All I know is that I really don’t like these new meetings. Don’t get me wrong. I like working from home, doing solo work on projects. It’s like I’ve been preparing for this model of work all my life. But for meetings, I don’t like the idea that there’s an assumption that my time is somehow worth less now, that I can be called upon to devote a half hour or hour or whatever period of time, fixed in my little square with everyone being able to critique the collection of books and art in my background. I don’t like the forced jollity, the repetition of memes and jokes that perhaps were funny and fresh in the middle of March but which now just seem like a waste of air and effort. This is all supposed to be easier, more efficient, an entry into a new way of arranging our lives – dare I say it? It’s supposed to be a piece of cake. But not for me.
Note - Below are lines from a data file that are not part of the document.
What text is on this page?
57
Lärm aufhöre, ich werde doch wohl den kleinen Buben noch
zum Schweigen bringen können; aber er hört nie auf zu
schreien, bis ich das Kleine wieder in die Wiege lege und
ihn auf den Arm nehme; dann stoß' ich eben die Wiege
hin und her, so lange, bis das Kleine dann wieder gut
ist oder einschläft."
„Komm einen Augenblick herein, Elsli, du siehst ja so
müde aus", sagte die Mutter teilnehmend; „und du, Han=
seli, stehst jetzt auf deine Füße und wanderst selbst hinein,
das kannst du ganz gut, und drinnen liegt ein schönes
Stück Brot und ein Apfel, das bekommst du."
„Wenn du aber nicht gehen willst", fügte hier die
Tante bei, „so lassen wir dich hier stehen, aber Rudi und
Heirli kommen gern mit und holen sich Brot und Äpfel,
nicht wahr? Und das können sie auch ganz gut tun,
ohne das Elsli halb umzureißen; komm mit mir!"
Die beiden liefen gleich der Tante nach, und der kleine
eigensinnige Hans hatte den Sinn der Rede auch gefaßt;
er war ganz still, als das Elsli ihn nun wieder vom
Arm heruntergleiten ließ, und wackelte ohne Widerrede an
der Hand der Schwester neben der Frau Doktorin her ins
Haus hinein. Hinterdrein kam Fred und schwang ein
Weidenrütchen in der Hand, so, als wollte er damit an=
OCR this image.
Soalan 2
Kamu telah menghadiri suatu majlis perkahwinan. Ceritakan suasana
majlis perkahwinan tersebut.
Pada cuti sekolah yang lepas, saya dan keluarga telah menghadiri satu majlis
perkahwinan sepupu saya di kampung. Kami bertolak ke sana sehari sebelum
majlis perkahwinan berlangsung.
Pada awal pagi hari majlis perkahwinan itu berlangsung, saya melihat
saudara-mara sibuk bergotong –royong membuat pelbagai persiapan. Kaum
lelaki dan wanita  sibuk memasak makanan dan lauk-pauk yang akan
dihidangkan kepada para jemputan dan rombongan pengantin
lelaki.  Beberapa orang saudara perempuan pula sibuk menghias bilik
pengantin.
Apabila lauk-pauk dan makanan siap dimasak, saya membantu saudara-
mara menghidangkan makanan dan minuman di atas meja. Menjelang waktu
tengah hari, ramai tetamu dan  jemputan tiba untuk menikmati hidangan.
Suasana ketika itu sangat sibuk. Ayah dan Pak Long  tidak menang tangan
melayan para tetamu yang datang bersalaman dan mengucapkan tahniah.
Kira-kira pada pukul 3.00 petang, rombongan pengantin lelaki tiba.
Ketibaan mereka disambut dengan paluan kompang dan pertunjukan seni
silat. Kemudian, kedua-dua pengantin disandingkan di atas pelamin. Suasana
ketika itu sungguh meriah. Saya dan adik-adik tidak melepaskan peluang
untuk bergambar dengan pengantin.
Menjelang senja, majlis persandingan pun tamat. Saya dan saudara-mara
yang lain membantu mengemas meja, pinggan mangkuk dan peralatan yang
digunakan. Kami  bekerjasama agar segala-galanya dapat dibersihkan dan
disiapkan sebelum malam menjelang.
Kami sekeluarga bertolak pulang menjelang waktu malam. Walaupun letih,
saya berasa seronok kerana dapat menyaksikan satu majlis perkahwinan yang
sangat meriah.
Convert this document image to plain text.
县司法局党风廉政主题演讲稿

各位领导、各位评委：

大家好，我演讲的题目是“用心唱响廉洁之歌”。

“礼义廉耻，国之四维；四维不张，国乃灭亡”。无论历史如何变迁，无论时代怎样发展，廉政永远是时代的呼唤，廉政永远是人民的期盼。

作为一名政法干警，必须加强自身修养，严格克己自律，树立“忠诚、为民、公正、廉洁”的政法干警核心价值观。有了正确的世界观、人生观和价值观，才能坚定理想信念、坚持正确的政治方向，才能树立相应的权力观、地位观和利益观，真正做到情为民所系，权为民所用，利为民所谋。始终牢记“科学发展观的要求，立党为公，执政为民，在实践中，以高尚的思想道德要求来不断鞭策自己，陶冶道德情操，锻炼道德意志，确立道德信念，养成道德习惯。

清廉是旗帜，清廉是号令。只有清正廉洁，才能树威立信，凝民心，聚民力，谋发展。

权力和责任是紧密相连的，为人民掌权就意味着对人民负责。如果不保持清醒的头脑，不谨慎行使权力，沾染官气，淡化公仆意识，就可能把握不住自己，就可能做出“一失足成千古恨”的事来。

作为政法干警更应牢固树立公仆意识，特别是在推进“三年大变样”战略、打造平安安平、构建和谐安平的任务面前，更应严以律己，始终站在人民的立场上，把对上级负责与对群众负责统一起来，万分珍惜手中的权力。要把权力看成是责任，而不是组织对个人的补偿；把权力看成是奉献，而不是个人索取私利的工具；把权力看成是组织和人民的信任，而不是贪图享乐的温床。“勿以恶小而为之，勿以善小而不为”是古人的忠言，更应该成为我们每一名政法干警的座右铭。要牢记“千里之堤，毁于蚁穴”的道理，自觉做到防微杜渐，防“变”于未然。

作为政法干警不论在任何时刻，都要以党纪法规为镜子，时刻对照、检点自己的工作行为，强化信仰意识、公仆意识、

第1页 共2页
I comb through my calendar, looking for things I can cancel or simply not show up for. For times when I can hide and camouflage myself in the anonymity of not responding to an email or calendar invitation. I go back through my camera role to try to find a professional-enough photo of myself that I can put up when I want the camera off, when I want to be free to read Twitter or knit or play with the cat while I listen to whatever is being said in a Zoom meeting. My search is fruitless. All the photos I have in recent years are of me with my family, eating tortellini in Bologna or having schnitzel in Berlin. Solo photos of me are in the middle of the lavender in my garden or showing off my new flamenco shoes or ballet flats or Tahitian pearl necklace or framed against the arches of the Pont du Gard in Provence. When was the last time I took a professional portrait? Our firm website has been up for several years now. The photo there clearly is an eight-year younger me that I don’t want to use. Next time I’m in the office (in two months, perhaps?) I’ll have someone take a nice photo of me at my desk that I can then use for the remote meetings that I know will continue to happen for months and months.
I do have a lot of photos of slices of cake. Princess cake in Oslo, Victoria sponge at Fortnum & Mason, sachertorte in Salzburg, and a piece of mille feuille from my most recent birthday in January in New York. Then it hits me. Perfect. Until I get a decent professional photo, I will have a picture of a piece of Esterhazytorte from the Café Central in Vienna as my Zoom place keeper. A bit of Austro-Hungarian decadence. Because, after all, what is a meeting if there is only cake and not any true human connection?